5 Tax Advantages from Oil and Gas Investments
The biggest advantage of investing in oil and gas exploration directly has always been the ability to profit directly from high energy prices. Expen
sive oil tends to mean slower economic growth; therefore, many other investments are down when oil wells are giving their biggest returns.
But as beneficial as that type of diversified investment can be, investing in oil wells still represents a very real risk – oil prices could decline, production could fall short or, worst of all, the well could come up dry.
To counterbalance that risk, the federal government has made a strong point of using tax deductions in order to incentivize investing in oil, including a number that can seriously limit the real cost of these investments.
Tangible and intangible drilling costs – Tangible drilling costs represent all the physical assets required to drill an oil well – from the rig itself to piping. Intangible costs cover just about everything else, including labor, electricity, fuel, water and any number of other expenses. Both of these categories of costs are 100 percent tax deductible, though tangible costs must be spread over a seven-year period known as the depreciation lifecycle.
Depletion Allowance – Also known as the Small Producers Tax Exemption, the federal government created a tax incentive in 1990 specifically designed to support smaller independent oil and gas companies. One of the most important incentives for direct U.S. oil investments, this policy makes 15 percent of all oil revenue earned by these smaller companies completely exempt from taxes. In order to qualify, the company cannot produce more than 1,000 barrels of oil or 6 million cubic feet of natural gas per day.
Active income – Though not entirely a tax deduction, oil income is treated as active income for tax purposes. This means that, under the 1986 Tax Reform Act, any losses or costs associated with an investment in an oil well – and therefore any related tax credits – can be used to offset other types of active income. Under those rules, tax benefits for oil income can offset anything from active stock trading to a regular salary.
Lease Costs – Like intangible drilling costs, the expense of actually leasing land and mineral exploration rights is 100 percent tax deductible in the year that the lease is paid for.
Alternative Minimum Tax – Another adjustment to the tax code from the early 1990s, Congress passed a bill in 1992 exempting oil and gas investment tax credits from the alternative minimum tax restriction.
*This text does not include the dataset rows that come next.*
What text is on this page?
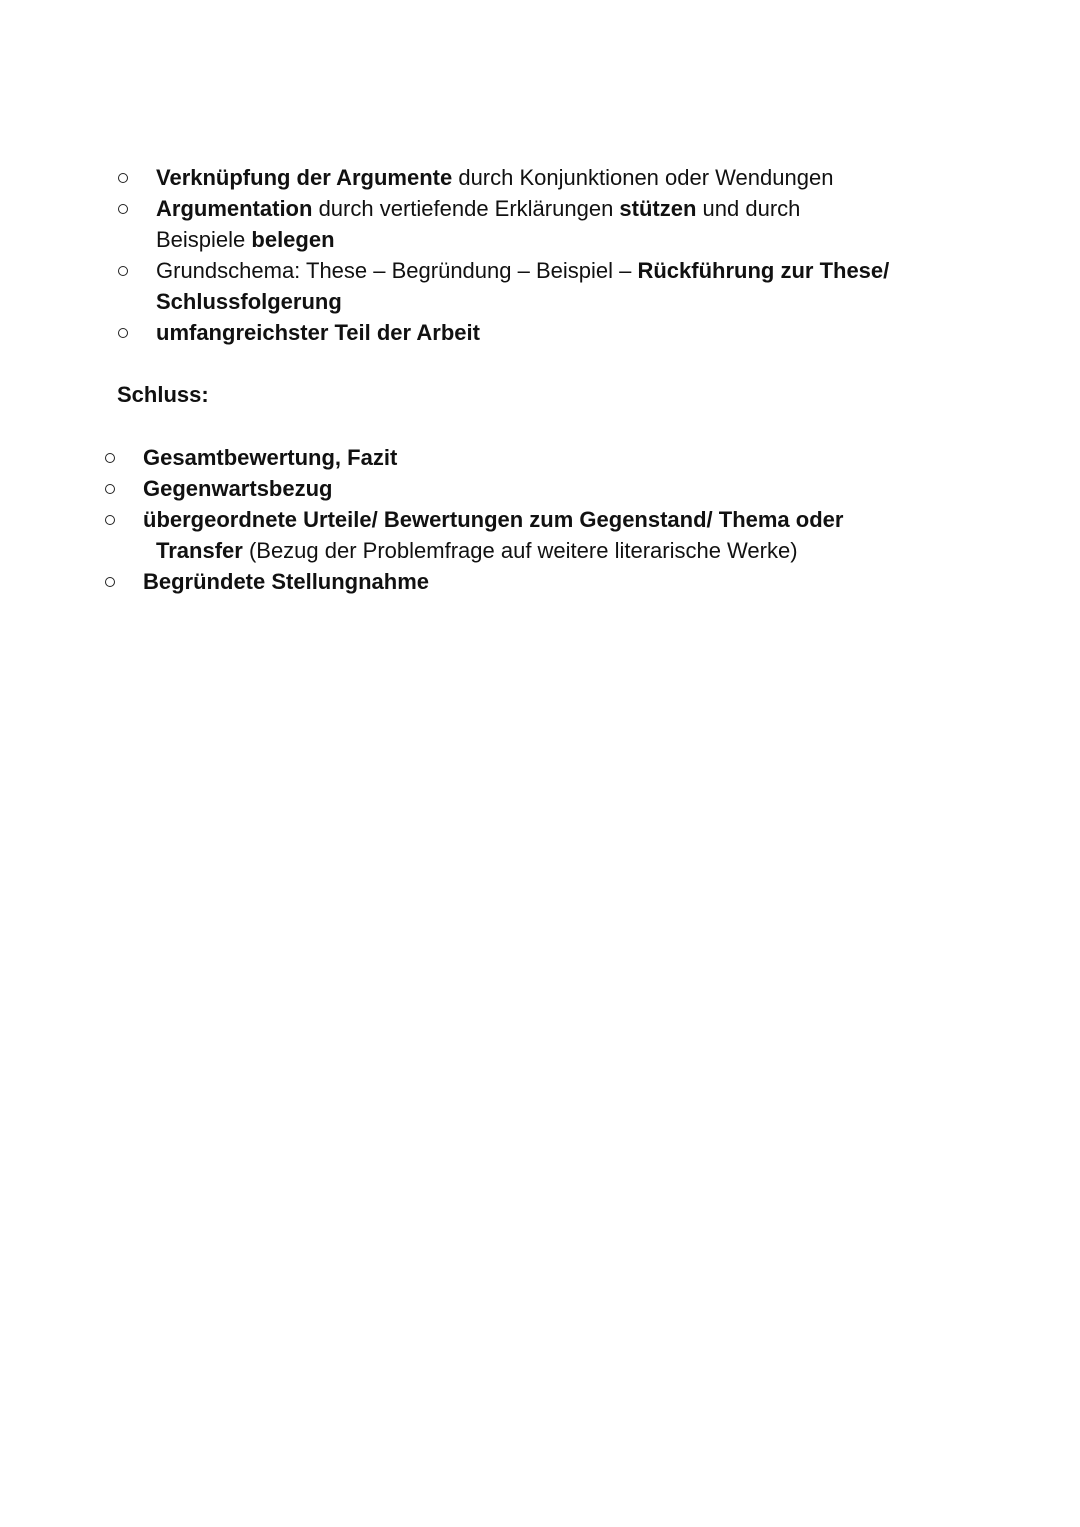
Verknüpfung der Argumente durch Konjunktionen oder Wendungen
Argumentation durch vertiefende Erklärungen stützen und durch
Beispiele belegen
Grundschema: These – Begründung – Beispiel – Rückführung zur These/
Schlussfolgerung
umfangreichster Teil der Arbeit
Schluss:
Gesamtbewertung, Fazit
Gegenwartsbezug
übergeordnete Urteile/ Bewertungen zum Gegenstand/ Thema oder
Transfer (Bezug der Problemfrage auf weitere literarische Werke)
Begründete Stellungnahme
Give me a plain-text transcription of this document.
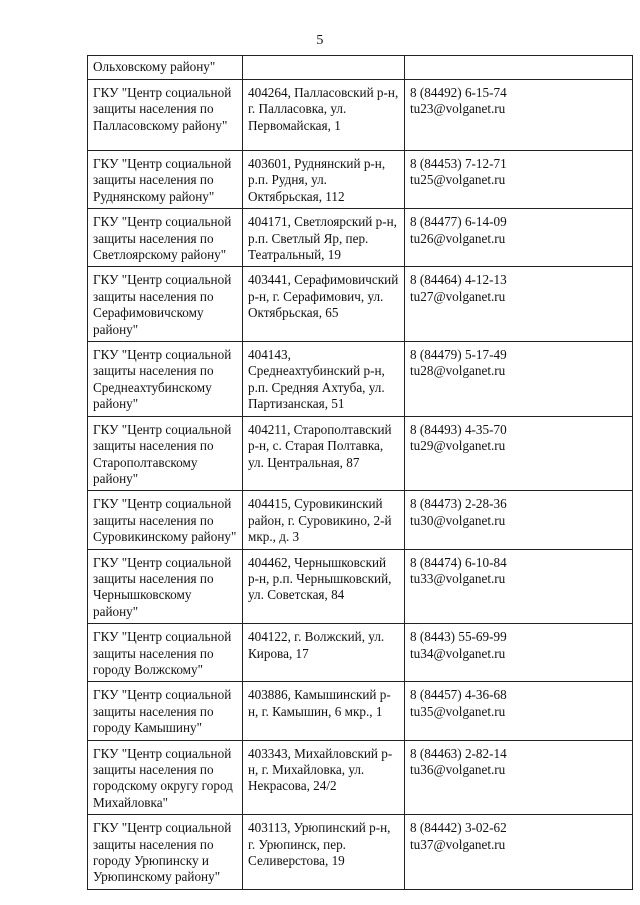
5
Ольховскому району"		

ГКУ "Центр социальной защиты населения по Палласовскому району"	404264, Палласовский р-н, г. Палласовка, ул. Первомайская, 1	8 (84492) 6-15-74
tu23@volganet.ru

ГКУ "Центр социальной защиты населения по Руднянскому району"	403601, Руднянский р-н, р.п. Рудня, ул. Октябрьская, 112	8 (84453) 7-12-71
tu25@volganet.ru

ГКУ "Центр социальной защиты населения по Светлоярскому району"	404171, Светлоярский р-н, р.п. Светлый Яр, пер. Театральный, 19	8 (84477) 6-14-09
tu26@volganet.ru

ГКУ "Центр социальной защиты населения по Серафимовичскому району"	403441, Серафимовичский р-н, г. Серафимович, ул. Октябрьская, 65	8 (84464) 4-12-13
tu27@volganet.ru

ГКУ "Центр социальной защиты населения по Среднеахтубинскому району"	404143, Среднеахтубинский р-н, р.п. Средняя Ахтуба, ул. Партизанская, 51	8 (84479) 5-17-49
tu28@volganet.ru

ГКУ "Центр социальной защиты населения по Старополтавскому району"	404211, Старополтавский р-н, с. Старая Полтавка, ул. Центральная, 87	8 (84493) 4-35-70
tu29@volganet.ru

ГКУ "Центр социальной защиты населения по Суровикинскому району"	404415, Суровикинский район, г. Суровикино, 2-й мкр., д. 3	8 (84473) 2-28-36
tu30@volganet.ru

ГКУ "Центр социальной защиты населения по Чернышковскому району"	404462, Чернышковский р-н, р.п. Чернышковский, ул. Советская, 84	8 (84474) 6-10-84
tu33@volganet.ru

ГКУ "Центр социальной защиты населения по городу Волжскому"	404122, г. Волжский, ул. Кирова, 17	8 (8443) 55-69-99
tu34@volganet.ru

ГКУ "Центр социальной защиты населения по городу Камышину"	403886, Камышинский р-н, г. Камышин, 6 мкр., 1	8 (84457) 4-36-68
tu35@volganet.ru

ГКУ "Центр социальной защиты населения по городскому округу город Михайловка"	403343, Михайловский р-н, г. Михайловка, ул. Некрасова, 24/2	8 (84463) 2-82-14
tu36@volganet.ru

ГКУ "Центр социальной защиты населения по городу Урюпинску и Урюпинскому району"	403113, Урюпинский р-н, г. Урюпинск, пер. Селиверстова, 19	8 (84442) 3-02-62
tu37@volganet.ru
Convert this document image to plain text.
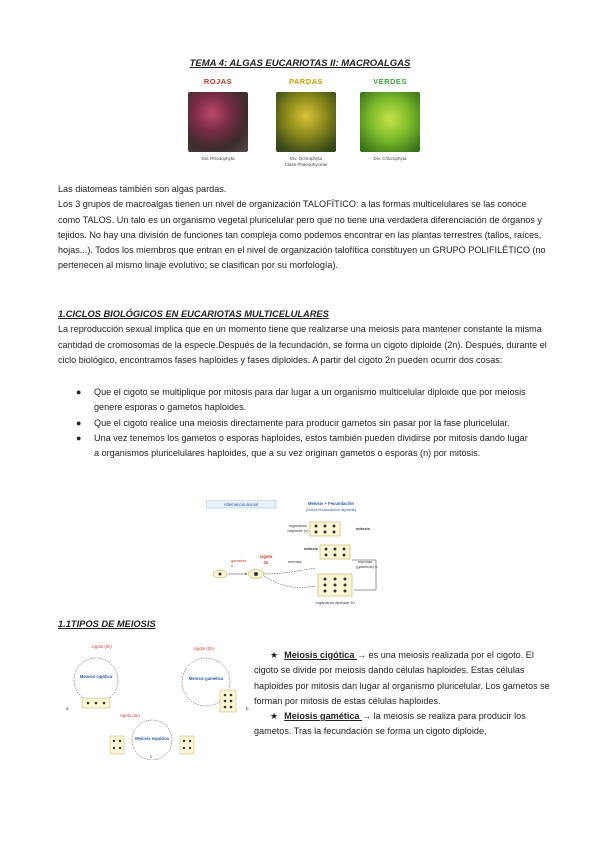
TEMA 4: ALGAS EUCARIOTAS II: MACROALGAS
ROJAS
Div. Rhodophyta
PARDAS
Div. Ochrophyta
Clase Phaeophyceae
VERDES
Div. Chlorophyta

Las diatomeas también son algas pardas.

Los 3 grupos de macroalgas tienen un nivel de organización TALOFÍTICO: a las formas multicelulares se las conoce como TALOS. Un talo es un organismo vegetal pluricelular pero que no tiene una verdadera diferenciación de órganos y tejidos. No hay una división de funciones tan compleja como podemos encontrar en las plantas terrestres (tallos, raíces, hojas...). Todos los miembros que entran en el nivel de organización talofítica constituyen un GRUPO POLIFILÉTICO (no pertenecen al mismo linaje evolutivo; se clasifican por su morfología).

1.CICLOS BIOLÓGICOS EN EUCARIOTAS MULTICELULARES

La reproducción sexual implica que en un momento tiene que realizarse una meiosis para mantener constante la misma cantidad de cromosomas de la especie.Después de la fecundación, se forma un cigoto diploide (2n). Después, durante el ciclo biológico, encontramos fases haploides y fases diploides. A partir del cigoto 2n pueden ocurrir dos cosas:

● Que el cigoto se multiplique por mitosis para dar lugar a un organismo multicelular diploide que por meiosis genere esporas o gametos haploides.
● Que el cigoto realice una meiosis directamente para producir gametos sin pasar por la fase pluricelular.
● Una vez tenemos los gametos o esporas haploides, estos también pueden dividirse por mitosis dando lugar a organismos pluricelulares haploides, que a su vez originan gametos o esporas (n) por mitosis.
Alternancia sexual	Meiosis + Fecundación
(Única fecundación diploide)
organismo
haploide (n)	mitosis
mitosis
cigoto
2n
gametos
n
meiosis	esporas
(gametos) n
organismo diploide 2n

1.1TIPOS DE MEIOSIS

cigoto (2n)
Meiosis cigótica
a
cigoto (2n)
Meiosis gamética
b
cigoto (2n)
Meiosis espórica
c

★ Meiosis cigótica → es una meiosis realizada por el cigoto. El cigoto se divide por meiosis dando células haploides. Estas células haploides por mitosis dan lugar al organismo pluricelular. Los gametos se forman por mitosis de estas células haploides.

★ Meiosis gamética → la meiosis se realiza para producir los gametos. Tras la fecundación se forma un cigoto diploide,
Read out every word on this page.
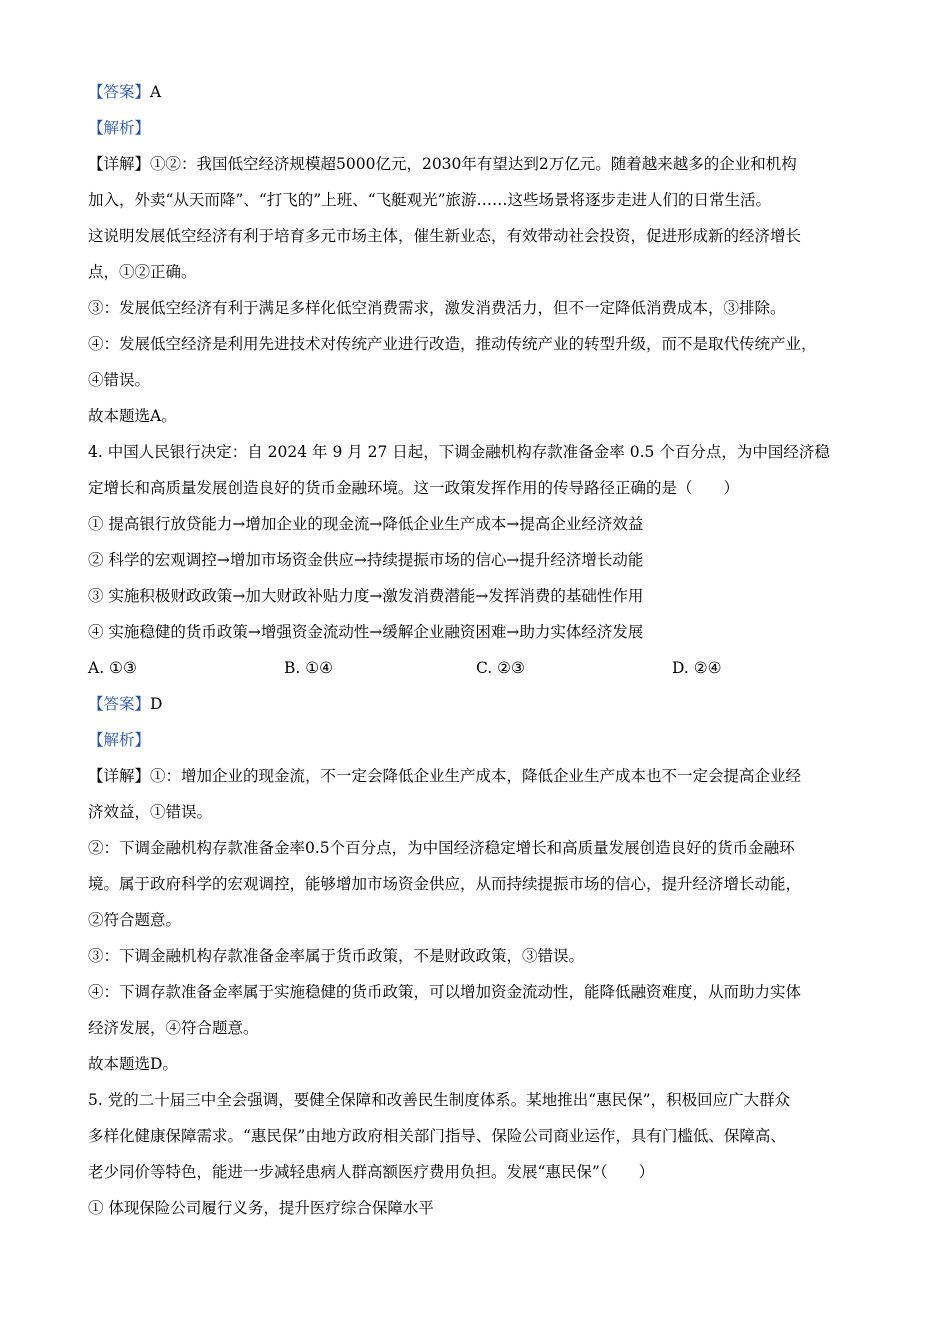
【答案】A
【解析】
【详解】①②：我国低空经济规模超5000亿元，2030年有望达到2万亿元。随着越来越多的企业和机构
加入，外卖“从天而降”、“打飞的”上班、“飞艇观光”旅游……这些场景将逐步走进人们的日常生活。
这说明发展低空经济有利于培育多元市场主体，催生新业态，有效带动社会投资，促进形成新的经济增长
点，①②正确。
③：发展低空经济有利于满足多样化低空消费需求，激发消费活力，但不一定降低消费成本，③排除。
④：发展低空经济是利用先进技术对传统产业进行改造，推动传统产业的转型升级，而不是取代传统产业，
④错误。
故本题选A。
4. 中国人民银行决定：自 2024 年 9 月 27 日起，下调金融机构存款准备金率 0.5 个百分点，为中国经济稳
定增长和高质量发展创造良好的货币金融环境。这一政策发挥作用的传导路径正确的是（　　）
① 提高银行放贷能力→增加企业的现金流→降低企业生产成本→提高企业经济效益
② 科学的宏观调控→增加市场资金供应→持续提振市场的信心→提升经济增长动能
③ 实施积极财政政策→加大财政补贴力度→激发消费潜能→发挥消费的基础性作用
④ 实施稳健的货币政策→增强资金流动性→缓解企业融资困难→助力实体经济发展
A. ①③	B. ①④	C. ②③	D. ②④
【答案】D
【解析】
【详解】①：增加企业的现金流，不一定会降低企业生产成本，降低企业生产成本也不一定会提高企业经
济效益，①错误。
②：下调金融机构存款准备金率0.5个百分点，为中国经济稳定增长和高质量发展创造良好的货币金融环
境。属于政府科学的宏观调控，能够增加市场资金供应，从而持续提振市场的信心，提升经济增长动能，
②符合题意。
③：下调金融机构存款准备金率属于货币政策，不是财政政策，③错误。
④：下调存款准备金率属于实施稳健的货币政策，可以增加资金流动性，能降低融资难度，从而助力实体
经济发展，④符合题意。
故本题选D。
5. 党的二十届三中全会强调，要健全保障和改善民生制度体系。某地推出“惠民保”，积极回应广大群众
多样化健康保障需求。“惠民保”由地方政府相关部门指导、保险公司商业运作，具有门槛低、保障高、
老少同价等特色，能进一步减轻患病人群高额医疗费用负担。发展“惠民保”（　　）
① 体现保险公司履行义务，提升医疗综合保障水平
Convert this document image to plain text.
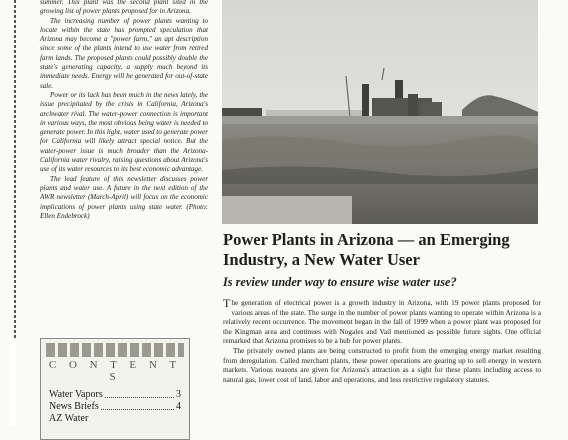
summer. This plant was the second plant sited in the growing list of power plants proposed for in Arizona.

The increasing number of power plants wanting to locate within the state has prompted speculation that Arizona may become a "power farm," an apt description since some of the plants intend to use water from retired farm lands. The proposed plants could possibly double the state's generating capacity, a supply much beyond its immediate needs. Energy will be generated for out-of-state sale.

Power or its lack has been much in the news lately, the issue precipitated by the crisis in California, Arizona's archwater rival. The water-power connection is important in various ways, the most obvious being water is needed to generate power. In this light, water used to generate power for California will likely attract special notice. But the water-power issue is much broader than the Arizona-California water rivalry, raising questions about Arizona's use of its water resources to its best economic advantage.

The lead feature of this newsletter discusses power plants and water use. A future in the next edition of the AWR newsletter (March-April) will focus on the economic implications of power plants using state water. (Photo: Ellen Endebrock)

C O N T E N T S
Water Vapors	3
News Briefs	4
AZ Water
Power Plants in Arizona — an Emerging Industry, a New Water User
Is review under way to ensure wise water use?

The generation of electrical power is a growth industry in Arizona, with 19 power plants proposed for various areas of the state. The surge in the number of power plants wanting to operate within Arizona is a relatively recent occurrence. The movement began in the fall of 1999 when a power plant was proposed for the Kingman area and continues with Nogales and Vail mentioned as possible future sights. One official remarked that Arizona promises to be a hub for power plants.

The privately owned plants are being constructed to profit from the emerging energy market resulting from deregulation. Called merchant plants, these power operations are gearing up to sell energy in western markets. Various reasons are given for Arizona's attraction as a sight for these plants including access to natural gas, lower cost of land, labor and operations, and less restrictive regulatory statutes.
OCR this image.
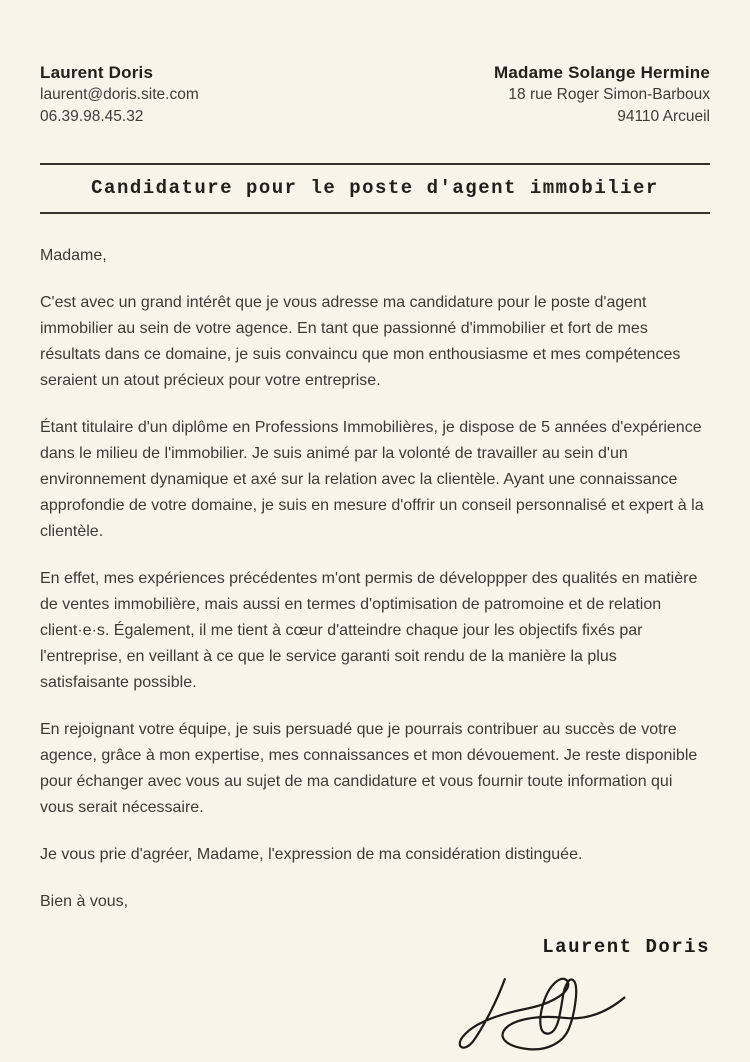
Laurent Doris
laurent@doris.site.com
06.39.98.45.32
Madame Solange Hermine
18 rue Roger Simon-Barboux
94110 Arcueil
Candidature pour le poste d'agent immobilier

Madame,

C'est avec un grand intérêt que je vous adresse ma candidature pour le poste d'agent immobilier au sein de votre agence. En tant que passionné d'immobilier et fort de mes résultats dans ce domaine, je suis convaincu que mon enthousiasme et mes compétences seraient un atout précieux pour votre entreprise.

Étant titulaire d'un diplôme en Professions Immobilières, je dispose de 5 années d'expérience dans le milieu de l'immobilier. Je suis animé par la volonté de travailler au sein d'un environnement dynamique et axé sur la relation avec la clientèle. Ayant une connaissance approfondie de votre domaine, je suis en mesure d'offrir un conseil personnalisé et expert à la clientèle.

En effet, mes expériences précédentes m'ont permis de développper des qualités en matière de ventes immobilière, mais aussi en termes d'optimisation de patromoine et de relation client·e·s. Également, il me tient à cœur d'atteindre chaque jour les objectifs fixés par l'entreprise, en veillant à ce que le service garanti soit rendu de la manière la plus satisfaisante possible.

En rejoignant votre équipe, je suis persuadé que je pourrais contribuer au succès de votre agence, grâce à mon expertise, mes connaissances et mon dévouement. Je reste disponible pour échanger avec vous au sujet de ma candidature et vous fournir toute information qui vous serait nécessaire.

Je vous prie d'agréer, Madame, l'expression de ma considération distinguée.

Bien à vous,

Laurent Doris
Both intangible drilling cost deductions and the depletion allowance were designated as tax preference items, including them on a short list of deductions that the federal government wanted to specifically encourage at higher income levels.
A variety of other tax advantages are available at both the federal and, in some cases, state levels, but these five alone can cut a person’s exposure from oil investments by as much as their general taxation level.